The U.S. economy will continue to face uncertainties in the year ahead even as COVIS is replaced by other challenges.

That’s according to National Retail Federation chief economist Jack Kleinhenz who said that the top challenges have shifted from COVID-19 to inflation and the war in Ukraine.

“While the public health situation has greatly improved, the impact of the pandemic continues to spread,” Kleinhenz said. “That ripple has extended into 2022 and includes a disproportionate impact from inflation reaching a 40-year high brought about by strong consumer demand interacting with restricted supply.”

Complicating the picture is the very high uncertainty associated with the war in Ukraine and its effect on the world economy.

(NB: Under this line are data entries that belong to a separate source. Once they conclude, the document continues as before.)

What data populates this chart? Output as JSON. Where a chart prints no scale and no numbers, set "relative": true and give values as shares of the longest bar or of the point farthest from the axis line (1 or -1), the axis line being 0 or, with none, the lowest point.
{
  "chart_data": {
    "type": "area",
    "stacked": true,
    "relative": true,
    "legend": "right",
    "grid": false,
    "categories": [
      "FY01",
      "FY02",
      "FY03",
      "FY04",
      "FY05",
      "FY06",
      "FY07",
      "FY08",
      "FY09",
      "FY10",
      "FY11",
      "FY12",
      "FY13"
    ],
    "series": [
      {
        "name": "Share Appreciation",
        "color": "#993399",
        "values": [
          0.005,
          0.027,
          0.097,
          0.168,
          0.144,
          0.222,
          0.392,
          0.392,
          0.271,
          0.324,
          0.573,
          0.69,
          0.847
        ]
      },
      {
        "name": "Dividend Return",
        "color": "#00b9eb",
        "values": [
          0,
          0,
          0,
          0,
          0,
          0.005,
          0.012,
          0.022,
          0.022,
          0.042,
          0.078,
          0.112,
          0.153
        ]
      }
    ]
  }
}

“While the United States has a limited trade link with Russia, the war continues to overshadow economic news and could have a potentially serious effect on prices for energy and commodities, adding to inflation concerns,” Kleinhenz said. “The bottom line is that there are just as many uncertainties weighing on the outlook for growth as there were a year ago even if some of the forces at play have changed.”

Kleinhenz’s remarks came in the April issue of NRF’s Monthly Economic Review, which said the economy nonetheless “has strong momentum and the consumer is in the driver’s seat.” Gross domestic product is expected to grow 3.5% this year and personal consumption should be up by the same amount, both down from last year’s unusually high growth rates but still well above pre-pandemic levels.

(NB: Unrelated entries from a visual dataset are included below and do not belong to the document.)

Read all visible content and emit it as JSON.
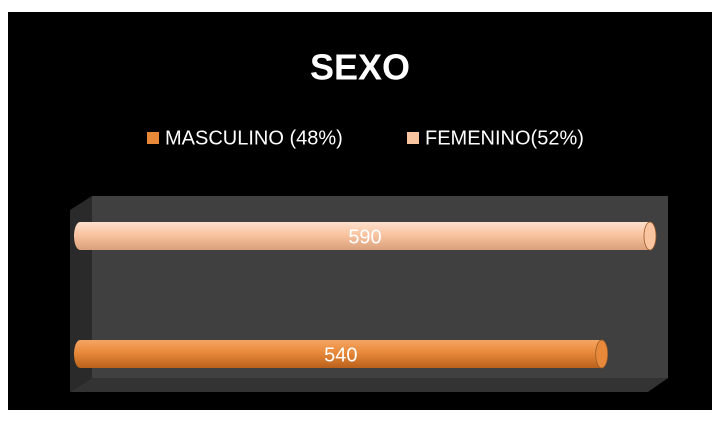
{
  "chart_data": {
    "type": "bar",
    "orientation": "horizontal",
    "title": "SEXO",
    "categories": [
      null
    ],
    "series": [
      {
        "name": "MASCULINO (48%)",
        "color": "#e8893a",
        "values": [
          540
        ]
      },
      {
        "name": "FEMENINO(52%)",
        "color": "#f9c4a0",
        "values": [
          590
        ]
      }
    ],
    "legend": "top"
  }
}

Job growth and wage increases should drive overall income gains this year, combining with strong household savings built up during the pandemic to support strong retail sales, the report said. Employment should grow by an average 290,000 jobs per month and the unemployment rate should drop to 3.6%, close to the 50-year low of 3.5% seen just before the pandemic. Any constraints on job growth are expected to be on the supply side as the labor shortage continues, but rising wages could entice people who are not currently seeking work to do so.

Interest rate hikes begun last month by the Federal Reserve to bring inflation under control could slow rate-sensitive consumer spending like home and auto purchases or the use of credit cards. Kleinhenz said he believes the economy is strong enough to withstand the hikes.

“Given the recent geopolitical disruptions, it is likely that there will be some resetting of the U.S. and world economies and that both businesses and consumers will be affected, but it is too soon to tell by how much or for how long,” he noted. “Considerable uncertainty abounds this year and we will be monitoring all developments very closely.”

The report comes as NRF is forecasting that retail sales for 2022 will rise between 6% and 8% to between $4.86 trillion and $4.95 trillion.